REPORTING REGRESSION RESULTS
General multiple linear restrictions can be tested using the residual sum-of-squares form of the F statistic. In terms of model parameters, state the null hypothesis that after controlling for sales and profits, ros has no effect on CEO pay. 2 denote the OLS of estimators 1 and 2. 2) in terms of variances ˆ. 2 and the covariance between them.
CONSISTENCY
Similarly, the fact that OLS is the best linear unbiased estimator under the full set of Gauss-Markov assumptions (MLR.1 to MLR.5) is a finite sample property. In Chapter 4, we added the classical linear model Assumption MLR.6, which states that the error term u is normally distributed and independent of the explanatory variables. One practically important finding is that even without the normality assumption (Assumption MLR.6), t and F statistics approximate t and F distributions, at least in large sample sizes.
ASYMPTOTIC NORMALITY AND LARGE SAMPLE INFERENCE
The exact normality of the OLS estimators critically depends on the normality of the distribution of the error, u, in the population. The df in the unrestricted model does not play a role due to the asymptotic nature of the LM statistic. But you should be aware of the LM metric as it is used in applied work.
ASYMPTOTIC EFFICIENCY OF OLS
We have shown in the simple regression case that, under the Gauss-Markov assumptions, the OLS estimator has a smaller asymptotic variance than any estimator of the form (5.17). We also showed that the LM statistic can be used instead of the F statistic for exclusion constraint testing. We outline a proof of the asymptotic normality of OLS (Theorem 5.2[i]) in the simple regression case.

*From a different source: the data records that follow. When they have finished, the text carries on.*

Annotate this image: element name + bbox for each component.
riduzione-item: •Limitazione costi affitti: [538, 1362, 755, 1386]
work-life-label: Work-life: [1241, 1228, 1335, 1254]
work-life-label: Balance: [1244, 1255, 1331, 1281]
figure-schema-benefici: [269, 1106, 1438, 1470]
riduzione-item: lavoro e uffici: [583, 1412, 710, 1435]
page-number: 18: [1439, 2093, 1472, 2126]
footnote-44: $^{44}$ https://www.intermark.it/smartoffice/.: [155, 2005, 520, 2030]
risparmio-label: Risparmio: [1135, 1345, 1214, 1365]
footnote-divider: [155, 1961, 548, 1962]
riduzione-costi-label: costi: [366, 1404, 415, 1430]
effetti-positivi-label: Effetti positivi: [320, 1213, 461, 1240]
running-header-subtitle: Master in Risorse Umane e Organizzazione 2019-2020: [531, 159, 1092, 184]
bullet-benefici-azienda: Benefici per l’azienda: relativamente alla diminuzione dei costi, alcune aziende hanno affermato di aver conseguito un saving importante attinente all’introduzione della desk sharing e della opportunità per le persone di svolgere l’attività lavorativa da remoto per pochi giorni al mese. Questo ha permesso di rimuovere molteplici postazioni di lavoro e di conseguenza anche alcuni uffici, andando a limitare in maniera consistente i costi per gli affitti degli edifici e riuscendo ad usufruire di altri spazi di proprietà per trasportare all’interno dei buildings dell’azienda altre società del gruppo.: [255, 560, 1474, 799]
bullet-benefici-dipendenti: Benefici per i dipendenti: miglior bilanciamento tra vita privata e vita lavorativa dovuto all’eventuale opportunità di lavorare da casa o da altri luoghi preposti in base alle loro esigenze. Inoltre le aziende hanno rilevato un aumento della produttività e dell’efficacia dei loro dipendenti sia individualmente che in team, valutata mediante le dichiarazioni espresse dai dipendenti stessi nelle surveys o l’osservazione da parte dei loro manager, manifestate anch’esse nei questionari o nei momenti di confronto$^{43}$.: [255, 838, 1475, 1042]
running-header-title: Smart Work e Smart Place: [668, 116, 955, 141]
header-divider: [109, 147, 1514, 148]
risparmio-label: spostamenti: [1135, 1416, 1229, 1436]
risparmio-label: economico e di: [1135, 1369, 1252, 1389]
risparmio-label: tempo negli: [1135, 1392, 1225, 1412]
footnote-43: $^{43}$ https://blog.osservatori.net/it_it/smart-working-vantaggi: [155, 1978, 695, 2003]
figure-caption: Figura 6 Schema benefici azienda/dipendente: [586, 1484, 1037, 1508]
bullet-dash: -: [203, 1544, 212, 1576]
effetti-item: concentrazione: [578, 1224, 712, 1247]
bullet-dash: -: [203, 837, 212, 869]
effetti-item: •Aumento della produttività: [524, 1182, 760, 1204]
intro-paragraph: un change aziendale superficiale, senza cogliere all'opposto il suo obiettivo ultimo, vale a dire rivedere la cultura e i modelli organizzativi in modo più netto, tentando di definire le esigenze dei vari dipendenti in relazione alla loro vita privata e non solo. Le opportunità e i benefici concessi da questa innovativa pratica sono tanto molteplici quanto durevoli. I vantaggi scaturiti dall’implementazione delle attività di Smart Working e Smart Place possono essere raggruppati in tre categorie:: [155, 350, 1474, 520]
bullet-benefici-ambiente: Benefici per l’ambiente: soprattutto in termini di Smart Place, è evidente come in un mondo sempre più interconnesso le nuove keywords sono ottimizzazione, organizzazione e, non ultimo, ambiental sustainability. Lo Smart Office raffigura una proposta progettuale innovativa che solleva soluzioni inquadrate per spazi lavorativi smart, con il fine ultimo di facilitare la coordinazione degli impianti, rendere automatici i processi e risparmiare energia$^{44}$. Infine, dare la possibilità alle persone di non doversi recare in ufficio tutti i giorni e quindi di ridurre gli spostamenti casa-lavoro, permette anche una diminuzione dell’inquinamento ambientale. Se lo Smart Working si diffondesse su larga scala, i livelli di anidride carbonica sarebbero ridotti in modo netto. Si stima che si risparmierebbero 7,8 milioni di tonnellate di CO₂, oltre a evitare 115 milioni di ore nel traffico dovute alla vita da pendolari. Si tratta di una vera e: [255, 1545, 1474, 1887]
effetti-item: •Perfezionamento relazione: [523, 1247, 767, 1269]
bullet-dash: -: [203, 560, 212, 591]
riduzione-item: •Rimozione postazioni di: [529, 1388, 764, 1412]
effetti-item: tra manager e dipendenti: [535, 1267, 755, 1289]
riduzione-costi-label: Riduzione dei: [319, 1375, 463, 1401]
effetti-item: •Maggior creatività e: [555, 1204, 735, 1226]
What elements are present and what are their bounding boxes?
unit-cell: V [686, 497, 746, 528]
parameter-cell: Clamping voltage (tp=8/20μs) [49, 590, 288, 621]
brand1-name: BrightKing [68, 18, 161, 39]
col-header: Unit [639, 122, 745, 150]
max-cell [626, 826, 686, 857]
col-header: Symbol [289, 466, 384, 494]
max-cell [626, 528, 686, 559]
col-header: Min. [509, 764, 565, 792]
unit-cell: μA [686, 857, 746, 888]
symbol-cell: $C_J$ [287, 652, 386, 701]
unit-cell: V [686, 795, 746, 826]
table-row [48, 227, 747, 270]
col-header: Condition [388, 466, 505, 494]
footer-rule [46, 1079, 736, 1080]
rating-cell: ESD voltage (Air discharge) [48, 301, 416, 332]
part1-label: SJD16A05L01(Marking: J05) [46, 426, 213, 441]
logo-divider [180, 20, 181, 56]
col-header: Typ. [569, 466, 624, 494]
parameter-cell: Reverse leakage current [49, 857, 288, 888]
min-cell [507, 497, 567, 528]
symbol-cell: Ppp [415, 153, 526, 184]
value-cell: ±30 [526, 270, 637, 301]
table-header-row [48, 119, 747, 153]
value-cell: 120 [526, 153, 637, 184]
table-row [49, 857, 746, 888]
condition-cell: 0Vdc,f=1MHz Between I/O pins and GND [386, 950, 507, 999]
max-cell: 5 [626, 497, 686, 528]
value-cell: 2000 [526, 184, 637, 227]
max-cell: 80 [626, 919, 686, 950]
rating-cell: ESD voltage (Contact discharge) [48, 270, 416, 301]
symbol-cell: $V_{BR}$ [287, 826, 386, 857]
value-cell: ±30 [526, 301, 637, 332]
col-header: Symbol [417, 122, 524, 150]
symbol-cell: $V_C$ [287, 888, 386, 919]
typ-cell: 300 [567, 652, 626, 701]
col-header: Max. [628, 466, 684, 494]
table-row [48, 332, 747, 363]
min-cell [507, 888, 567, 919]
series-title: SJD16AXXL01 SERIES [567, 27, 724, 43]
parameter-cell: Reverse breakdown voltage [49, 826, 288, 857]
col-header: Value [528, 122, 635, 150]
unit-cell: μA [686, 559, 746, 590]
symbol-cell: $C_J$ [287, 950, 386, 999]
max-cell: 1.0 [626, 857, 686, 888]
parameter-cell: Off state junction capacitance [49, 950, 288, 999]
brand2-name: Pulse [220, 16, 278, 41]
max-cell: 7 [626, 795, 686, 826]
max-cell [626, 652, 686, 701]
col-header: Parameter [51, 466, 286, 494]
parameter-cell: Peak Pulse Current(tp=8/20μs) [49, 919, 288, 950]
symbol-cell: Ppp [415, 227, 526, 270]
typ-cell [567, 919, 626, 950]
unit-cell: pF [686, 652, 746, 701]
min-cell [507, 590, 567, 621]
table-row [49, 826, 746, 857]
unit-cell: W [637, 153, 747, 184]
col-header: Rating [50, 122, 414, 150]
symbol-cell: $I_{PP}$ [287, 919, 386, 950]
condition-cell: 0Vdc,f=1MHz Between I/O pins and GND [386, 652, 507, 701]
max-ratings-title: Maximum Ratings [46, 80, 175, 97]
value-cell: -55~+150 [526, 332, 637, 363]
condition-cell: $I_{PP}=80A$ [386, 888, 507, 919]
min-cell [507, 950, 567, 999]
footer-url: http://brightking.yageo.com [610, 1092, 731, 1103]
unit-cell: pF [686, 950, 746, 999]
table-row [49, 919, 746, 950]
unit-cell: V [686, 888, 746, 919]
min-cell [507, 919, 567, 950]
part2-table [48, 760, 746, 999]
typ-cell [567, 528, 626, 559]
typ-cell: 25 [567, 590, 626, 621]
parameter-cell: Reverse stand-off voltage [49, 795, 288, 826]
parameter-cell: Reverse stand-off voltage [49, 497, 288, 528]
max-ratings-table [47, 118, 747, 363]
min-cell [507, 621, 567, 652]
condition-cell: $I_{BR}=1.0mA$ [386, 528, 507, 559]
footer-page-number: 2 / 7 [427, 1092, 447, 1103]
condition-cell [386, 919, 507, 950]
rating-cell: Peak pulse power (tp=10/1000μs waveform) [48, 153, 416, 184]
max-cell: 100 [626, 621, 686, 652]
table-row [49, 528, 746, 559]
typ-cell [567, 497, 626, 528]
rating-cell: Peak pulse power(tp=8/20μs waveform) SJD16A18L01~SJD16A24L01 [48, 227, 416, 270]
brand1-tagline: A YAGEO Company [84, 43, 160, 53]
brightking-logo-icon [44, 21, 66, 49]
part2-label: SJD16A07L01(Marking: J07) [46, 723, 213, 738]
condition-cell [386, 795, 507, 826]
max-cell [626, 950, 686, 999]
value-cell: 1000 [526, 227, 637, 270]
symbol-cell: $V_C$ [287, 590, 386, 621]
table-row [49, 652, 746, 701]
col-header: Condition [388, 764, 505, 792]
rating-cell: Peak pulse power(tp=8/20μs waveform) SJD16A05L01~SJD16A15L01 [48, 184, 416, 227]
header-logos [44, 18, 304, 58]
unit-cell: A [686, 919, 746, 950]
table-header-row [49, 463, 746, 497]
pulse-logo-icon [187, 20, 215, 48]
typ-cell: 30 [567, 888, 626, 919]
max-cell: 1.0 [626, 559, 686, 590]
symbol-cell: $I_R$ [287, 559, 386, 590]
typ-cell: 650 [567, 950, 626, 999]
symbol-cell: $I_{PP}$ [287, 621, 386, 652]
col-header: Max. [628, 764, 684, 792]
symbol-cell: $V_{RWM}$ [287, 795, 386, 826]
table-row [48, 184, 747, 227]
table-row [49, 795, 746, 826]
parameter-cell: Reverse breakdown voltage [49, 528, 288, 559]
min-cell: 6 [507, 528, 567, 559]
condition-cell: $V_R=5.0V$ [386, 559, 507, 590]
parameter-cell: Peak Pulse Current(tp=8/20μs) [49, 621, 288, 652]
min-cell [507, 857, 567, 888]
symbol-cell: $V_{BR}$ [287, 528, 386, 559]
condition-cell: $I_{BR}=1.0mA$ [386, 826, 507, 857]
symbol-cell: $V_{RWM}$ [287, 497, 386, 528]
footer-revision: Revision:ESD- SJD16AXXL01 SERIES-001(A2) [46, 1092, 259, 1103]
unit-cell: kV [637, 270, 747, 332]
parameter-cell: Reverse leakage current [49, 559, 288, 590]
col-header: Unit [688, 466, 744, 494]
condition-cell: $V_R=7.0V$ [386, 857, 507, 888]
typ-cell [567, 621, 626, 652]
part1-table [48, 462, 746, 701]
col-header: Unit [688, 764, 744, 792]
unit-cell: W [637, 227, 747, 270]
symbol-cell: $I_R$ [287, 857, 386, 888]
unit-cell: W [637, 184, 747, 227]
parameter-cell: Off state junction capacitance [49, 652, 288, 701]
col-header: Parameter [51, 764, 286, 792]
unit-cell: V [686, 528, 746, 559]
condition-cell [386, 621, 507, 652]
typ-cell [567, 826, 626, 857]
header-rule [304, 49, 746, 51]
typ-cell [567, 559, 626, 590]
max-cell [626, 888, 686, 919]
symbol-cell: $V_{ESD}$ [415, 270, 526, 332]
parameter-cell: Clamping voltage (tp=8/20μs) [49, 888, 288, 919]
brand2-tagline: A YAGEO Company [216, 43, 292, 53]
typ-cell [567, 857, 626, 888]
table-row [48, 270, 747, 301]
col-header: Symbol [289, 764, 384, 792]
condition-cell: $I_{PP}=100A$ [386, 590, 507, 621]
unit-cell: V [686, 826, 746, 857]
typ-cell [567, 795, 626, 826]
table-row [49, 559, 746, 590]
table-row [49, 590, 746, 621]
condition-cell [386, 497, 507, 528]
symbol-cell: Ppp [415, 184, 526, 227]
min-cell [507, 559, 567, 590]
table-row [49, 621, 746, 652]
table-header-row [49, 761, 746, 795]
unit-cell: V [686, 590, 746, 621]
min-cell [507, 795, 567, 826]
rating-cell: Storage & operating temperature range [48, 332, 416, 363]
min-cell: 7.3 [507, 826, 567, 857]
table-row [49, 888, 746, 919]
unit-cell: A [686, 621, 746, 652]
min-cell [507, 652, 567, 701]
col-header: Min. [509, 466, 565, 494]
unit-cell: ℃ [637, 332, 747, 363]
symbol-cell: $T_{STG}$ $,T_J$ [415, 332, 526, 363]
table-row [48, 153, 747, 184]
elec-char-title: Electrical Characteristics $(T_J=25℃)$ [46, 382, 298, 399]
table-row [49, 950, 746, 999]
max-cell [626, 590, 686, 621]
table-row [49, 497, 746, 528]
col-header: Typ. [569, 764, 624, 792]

EFFECTS OF DATA SCALING ON OLS STATISTICS In Chapter 2 on bivariate regression, we briefly discussed the effects of changing the
This chapter brings together several issues in multiple regression analysis that we could not easily address in previous chapters. These topics are not as fundamental as the material in Chapters 3 and 4, but they are important for applying multiple regression to a wide variety of empirical problems.
MORE ON FUNCTIONAL FORM
Applying simple algebraic properties to the exponential and logarithmic functions gives the exact percentage change in the predicted y as. Using the log means we are looking at the percentage change in the unemployment rate: log(9) log(8) ⬇ .118 or 11.8%, which is the logarithmic approximation of the actual increase of 12.5%. If this point is beyond all but a small percentage of people in the sample, then this is not a major concern.
MORE ON GOODNESS-OF-FIT AND SELECTION OF REGRESSORS
Because of the notation used to denote the adjusted R-squared, it is sometimes called R-bar squared. This test does not allow us to decide which of the variables has an effect. Equation (6.26) shows that log(sales) and spawn explain about 28.2% of the variation in log(salary).
PREDICTION AND RESIDUAL ANALYSIS
However, there is one case that is obvious: We should always include independent variables that affect y and are uncorrelated with all the independent variables of interest. If these factors affect demand and are uncorrelated with price, the standard error of the price variable will be smaller, at least in large samples. However, it is worth bearing in mind that when these variables are available, they can be included in a model to reduce the error variance without inducing multicollinearity.